1Maternal and Child Health Research Program, Department of Obstetrics & Gynecology, Center for Research on Reproduction and Women’s Health, Perelman School of Medicine, University of Pennsylvania, Philadelphia, PA 19104, USA
2Division of Maternal-Fetal Medicine, Department of Obstetrics and Gynecology, Hospital of the University of Pennsylvania, 585 Dulles Building, 3400 Spruce Street, Philadelphia, PA 19104, USA
3Section of Reproductive Endocrinology and Infertility, Department of Obstetrics & Gynecology, University of Colorado, Anschutz Medical Campus, Denver, Aurora, CO 80013, USA
4Division of Maternal-Fetal Medicine, Department of Obstetrics & Gynecology, University of British Columbia, Vancouver, BC, Canada V6T 1Z4
5Division of Maternal-Fetal Medicine, Department of Obstetrics & Gynecology, Rady Children’s Hospital, San Diego, CA 92123, USA

Received 20 November 2012; Accepted 11 December 2012

Academic Editors: I. Diez-Itza and C. Iavazzo

Copyright © 2012 Jamie A. Bastek et al.

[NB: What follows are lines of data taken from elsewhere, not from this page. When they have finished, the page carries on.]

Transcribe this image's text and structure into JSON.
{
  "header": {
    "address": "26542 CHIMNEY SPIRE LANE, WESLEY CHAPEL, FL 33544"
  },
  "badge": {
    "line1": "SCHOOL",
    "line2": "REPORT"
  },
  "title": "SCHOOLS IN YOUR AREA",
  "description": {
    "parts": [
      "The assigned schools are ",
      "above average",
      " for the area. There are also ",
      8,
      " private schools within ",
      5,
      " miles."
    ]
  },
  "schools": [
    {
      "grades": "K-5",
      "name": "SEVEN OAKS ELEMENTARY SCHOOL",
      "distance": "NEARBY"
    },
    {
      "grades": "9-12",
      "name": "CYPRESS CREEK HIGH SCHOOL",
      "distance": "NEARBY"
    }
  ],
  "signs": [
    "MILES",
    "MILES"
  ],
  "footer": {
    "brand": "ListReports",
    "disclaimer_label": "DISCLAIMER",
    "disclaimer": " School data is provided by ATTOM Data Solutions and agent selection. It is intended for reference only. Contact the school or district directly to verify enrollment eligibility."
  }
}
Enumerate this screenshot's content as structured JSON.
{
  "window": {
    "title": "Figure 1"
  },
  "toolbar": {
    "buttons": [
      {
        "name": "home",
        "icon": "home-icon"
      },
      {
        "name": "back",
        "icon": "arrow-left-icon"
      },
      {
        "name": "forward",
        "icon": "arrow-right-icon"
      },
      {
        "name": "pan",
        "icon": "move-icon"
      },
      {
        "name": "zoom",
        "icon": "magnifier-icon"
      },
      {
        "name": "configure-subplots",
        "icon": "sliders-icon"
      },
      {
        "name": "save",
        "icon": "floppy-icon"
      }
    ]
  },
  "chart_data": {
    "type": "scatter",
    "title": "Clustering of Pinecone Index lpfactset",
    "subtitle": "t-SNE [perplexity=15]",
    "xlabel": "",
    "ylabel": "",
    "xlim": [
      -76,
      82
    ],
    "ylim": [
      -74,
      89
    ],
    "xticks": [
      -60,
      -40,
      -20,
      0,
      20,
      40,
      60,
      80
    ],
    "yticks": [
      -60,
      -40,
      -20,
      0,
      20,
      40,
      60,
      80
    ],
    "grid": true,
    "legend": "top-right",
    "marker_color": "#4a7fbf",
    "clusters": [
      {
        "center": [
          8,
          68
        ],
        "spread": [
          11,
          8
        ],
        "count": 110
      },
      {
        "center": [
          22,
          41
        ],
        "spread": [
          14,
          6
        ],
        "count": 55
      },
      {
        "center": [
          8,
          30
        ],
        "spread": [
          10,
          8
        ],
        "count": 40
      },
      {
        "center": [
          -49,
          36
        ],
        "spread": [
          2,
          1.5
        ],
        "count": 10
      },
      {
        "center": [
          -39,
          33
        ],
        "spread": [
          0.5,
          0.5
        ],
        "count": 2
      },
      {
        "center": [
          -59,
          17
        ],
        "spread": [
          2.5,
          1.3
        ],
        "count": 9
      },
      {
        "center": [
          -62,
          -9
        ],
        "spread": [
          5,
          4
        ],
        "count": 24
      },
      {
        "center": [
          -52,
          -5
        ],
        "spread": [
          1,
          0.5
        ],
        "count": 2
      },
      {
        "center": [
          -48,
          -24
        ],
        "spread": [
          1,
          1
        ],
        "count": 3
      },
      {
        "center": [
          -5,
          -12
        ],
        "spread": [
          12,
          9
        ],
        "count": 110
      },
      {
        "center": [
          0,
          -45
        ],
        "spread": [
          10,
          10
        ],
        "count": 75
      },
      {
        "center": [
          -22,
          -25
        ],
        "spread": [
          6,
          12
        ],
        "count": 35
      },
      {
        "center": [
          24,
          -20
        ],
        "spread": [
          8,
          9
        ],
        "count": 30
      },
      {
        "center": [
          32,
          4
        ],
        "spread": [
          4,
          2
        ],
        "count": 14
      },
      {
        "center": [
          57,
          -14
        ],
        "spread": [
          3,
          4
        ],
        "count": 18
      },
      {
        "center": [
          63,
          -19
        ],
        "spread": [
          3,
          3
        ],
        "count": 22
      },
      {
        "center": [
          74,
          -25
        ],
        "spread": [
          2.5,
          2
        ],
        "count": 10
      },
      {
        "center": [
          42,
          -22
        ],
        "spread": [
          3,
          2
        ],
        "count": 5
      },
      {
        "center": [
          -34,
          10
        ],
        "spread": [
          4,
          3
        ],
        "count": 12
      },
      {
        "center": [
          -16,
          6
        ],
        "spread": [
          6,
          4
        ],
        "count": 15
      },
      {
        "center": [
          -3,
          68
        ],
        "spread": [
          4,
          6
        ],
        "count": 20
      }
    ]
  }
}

This is an open access article distributed under the Creative Commons Attribution License, which permits unrestricted use, distribution, and reproduction in any medium, provided the original work is properly cited.

Abstract

Objectives. Antenatal corticosteroids (ACS) are not routinely administered to patients at risk for delivery between 34 and 36 6/7 weeks. Our objective was to determine whether ACS are cost-effective for late-preterm infants at risk for imminent preterm delivery. We hypothesized that the preferred strategy <36 weeks would include ACS while the preferred strategy ≥36 weeks would not. Methods. We performed decision-analytic and cost-effectiveness analyses to determine whether ACS was cost-effective at 34, 35, and 36 weeks. We conducted a literature review to determine probability, utility, and cost estimates absent of patient-level data. Base-case cost-effectiveness analysis, univariable sensitivity analysis, and Monte Carlo simulation were performed. A threshold of $100,000/QALY was considered cost-effective. Results. The incremental cost-effectiveness ratio favored the administration of a full course of ACS at 34, 35, and 36 weeks ($62,888.25/QALY, $64,425.67/QALY, and $64,793.71/QALY, resp.). A partial course of ACS was not cost-effective. While ACS was the consistently dominant strategy for acute respiratory outcomes, all models were sensitive to changes in variables associated with chronic respiratory disease. Conclusions. Our findings suggest that the administration of ACS to patients at risk of imminent delivery 34-36 weeks could significantly reduce the cost and acute morbidity associated with late-preterm birth.